Travis Lee Carlson, inset, and the building he owns, which he allegedly set on fire in May 2023. (Screengrab via KBJR; St. Louis County Jail)
A Minnesota landlord allegedly set fire to his property last week to the tune of a well-known Billy Joel song with “fire” in the title.
Travis Lee Carlson, 37, stands accused of one count of arson in the first degree over the May 18 inferno in Duluth, an industrious, medium-sized port city near the Wisconsin border.
Officers arrived at the duplex apartment building on West Fourth Street just after 4 a.m. on the day in question, according to court documents obtained by Minneapolis-based NBC affiliate KARE.
Carlson was charged Tuesday in State District Court, according to the Duluth News Tribune. In comments to the paper, St. Louis County prosecutor Vicky Wanta said there may be “some mental health or drug-related concerns regarding the defendant’s behavior.”
As first responders arrived to fight the blaze, Carlson allegedly played the Billy Joel song “We Didn’t Start The Fire.”
The song itself is not about an actual fire.
It is a metaphor that refers to the wheels of time insofar as the history of the modern world is governed by newsworthy events that are typically bad, violent, and depressing.
The lyrics to the song during the verses are simply several rhyming names, places, and events that form a chain of flashing images that the author argues have mediated the 20th century via ever-present crises.
The metaphor is employed in the chorus when he sings: “We didn’t start the fire/It was always burning/Since the world’s been turning/We didn’t start the fire/No, we didn’t light it/But we tried to fight it.”
According to Joel, he was inspired to write the song when John Lennon’s son, Sean Lennon, complained about the turmoil of the 1980s and said he wished that he had grown up in the 1950s when “nothing happened,” Rolling Stone reports.
The song was released in September 1989 and became a number-one hit single on the Billboard Hot 100. And it was allegedly “blaring” in Minnesota last week from the upper apartment where the fire was, according to the criminal complaint obtained by various local media outlets.
Carlson also allegedly woke up one of the tenants of the building when he was “smashing glass and breaking things” immediately before the fire, the criminal complaint alleges.
After some 20 minutes of this alleged destruction, the landlord reportedly knocked on the tenant’s door and told him: “the house is on fire.”

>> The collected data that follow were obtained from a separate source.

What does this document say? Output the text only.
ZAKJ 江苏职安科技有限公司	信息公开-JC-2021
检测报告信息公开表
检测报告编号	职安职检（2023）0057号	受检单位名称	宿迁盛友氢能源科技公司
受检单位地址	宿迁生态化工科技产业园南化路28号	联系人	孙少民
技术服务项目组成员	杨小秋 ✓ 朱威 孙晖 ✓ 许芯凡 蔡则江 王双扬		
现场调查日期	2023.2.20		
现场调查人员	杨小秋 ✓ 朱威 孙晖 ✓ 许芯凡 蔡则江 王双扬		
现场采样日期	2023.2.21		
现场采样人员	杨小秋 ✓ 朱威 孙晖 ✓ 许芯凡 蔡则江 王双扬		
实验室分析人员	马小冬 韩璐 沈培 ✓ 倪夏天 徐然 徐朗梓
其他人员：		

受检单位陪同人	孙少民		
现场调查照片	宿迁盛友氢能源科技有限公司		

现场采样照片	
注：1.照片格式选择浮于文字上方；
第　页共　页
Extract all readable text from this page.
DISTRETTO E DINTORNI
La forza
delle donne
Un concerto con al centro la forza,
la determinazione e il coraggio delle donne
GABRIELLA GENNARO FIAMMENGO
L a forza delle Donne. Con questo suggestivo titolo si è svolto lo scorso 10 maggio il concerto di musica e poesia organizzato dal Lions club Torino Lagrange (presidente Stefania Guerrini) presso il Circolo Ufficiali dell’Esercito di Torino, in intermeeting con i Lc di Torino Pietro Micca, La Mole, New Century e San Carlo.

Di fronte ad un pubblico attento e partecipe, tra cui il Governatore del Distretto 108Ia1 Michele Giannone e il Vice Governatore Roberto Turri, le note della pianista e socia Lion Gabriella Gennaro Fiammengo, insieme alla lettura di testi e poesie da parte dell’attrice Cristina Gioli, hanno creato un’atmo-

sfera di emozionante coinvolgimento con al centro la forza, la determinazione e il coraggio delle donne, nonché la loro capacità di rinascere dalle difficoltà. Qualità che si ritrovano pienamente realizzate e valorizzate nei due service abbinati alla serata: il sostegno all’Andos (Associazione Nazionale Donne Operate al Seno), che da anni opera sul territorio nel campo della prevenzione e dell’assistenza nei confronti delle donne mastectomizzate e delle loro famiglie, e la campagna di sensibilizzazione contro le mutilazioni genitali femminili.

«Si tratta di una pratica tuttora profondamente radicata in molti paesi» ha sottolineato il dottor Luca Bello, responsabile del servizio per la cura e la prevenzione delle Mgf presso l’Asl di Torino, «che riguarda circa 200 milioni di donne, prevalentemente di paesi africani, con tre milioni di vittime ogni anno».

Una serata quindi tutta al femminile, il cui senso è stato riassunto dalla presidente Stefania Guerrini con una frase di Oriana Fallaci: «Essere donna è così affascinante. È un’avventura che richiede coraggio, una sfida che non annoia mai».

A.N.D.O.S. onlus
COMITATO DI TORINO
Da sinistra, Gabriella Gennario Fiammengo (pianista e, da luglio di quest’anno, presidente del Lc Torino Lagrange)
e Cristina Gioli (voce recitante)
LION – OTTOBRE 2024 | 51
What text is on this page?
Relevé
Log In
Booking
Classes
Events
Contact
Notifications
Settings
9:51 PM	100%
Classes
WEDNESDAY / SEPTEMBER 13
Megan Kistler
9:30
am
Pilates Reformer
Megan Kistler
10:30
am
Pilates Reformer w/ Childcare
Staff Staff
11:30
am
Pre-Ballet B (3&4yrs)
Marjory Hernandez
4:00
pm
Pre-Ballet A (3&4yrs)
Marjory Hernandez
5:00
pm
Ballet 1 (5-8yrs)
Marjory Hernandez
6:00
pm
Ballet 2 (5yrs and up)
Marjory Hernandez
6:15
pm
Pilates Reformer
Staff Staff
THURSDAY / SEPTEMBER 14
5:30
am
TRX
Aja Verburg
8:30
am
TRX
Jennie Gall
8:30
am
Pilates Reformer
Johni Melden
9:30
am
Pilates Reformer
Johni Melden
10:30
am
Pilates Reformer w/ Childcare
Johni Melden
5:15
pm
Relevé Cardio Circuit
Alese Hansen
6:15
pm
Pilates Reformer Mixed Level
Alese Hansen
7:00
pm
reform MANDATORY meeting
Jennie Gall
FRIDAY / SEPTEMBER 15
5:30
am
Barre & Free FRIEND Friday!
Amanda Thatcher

A little after 3:30 that morning, a neighbor called 911 to say that he saw Carlson wearing a helmet and smashing his windows. The neighbor reported that the landlord went in and out of his apartment and underneath his truck, holding a gas can until he saw what he described as “a flash like a fireball come from the upstairs apartment.”
Investigators allegedly found a hole drilled into the gas tank of Carlson’s truck, a drill laying adjacent to that hole, lids to gas cans near the truck, green-lined traces of a burned accelerant throughout his apartment, and several wires pulled from an electrical panel in the basement, local NBC/CBS affiliate KBJR reports.
Three people and one cat lived in the apartment building. The residents were not injured by the fire, authorities said, and neither were firefighters. The tenants are, however, displaced and are receiving help from the Red Cross, the News Tribune reported.
The defendant was arrested the next day with fresh burns on his arms and legs, various media outlets reported, citing police.
Carlson is detained in the Saint Louis County Jail on a $75,000 bond.
Law&Crime reached out to a representative for Billy Joel about this story.
“We have no comment,” the singer-songwriter’s representative said.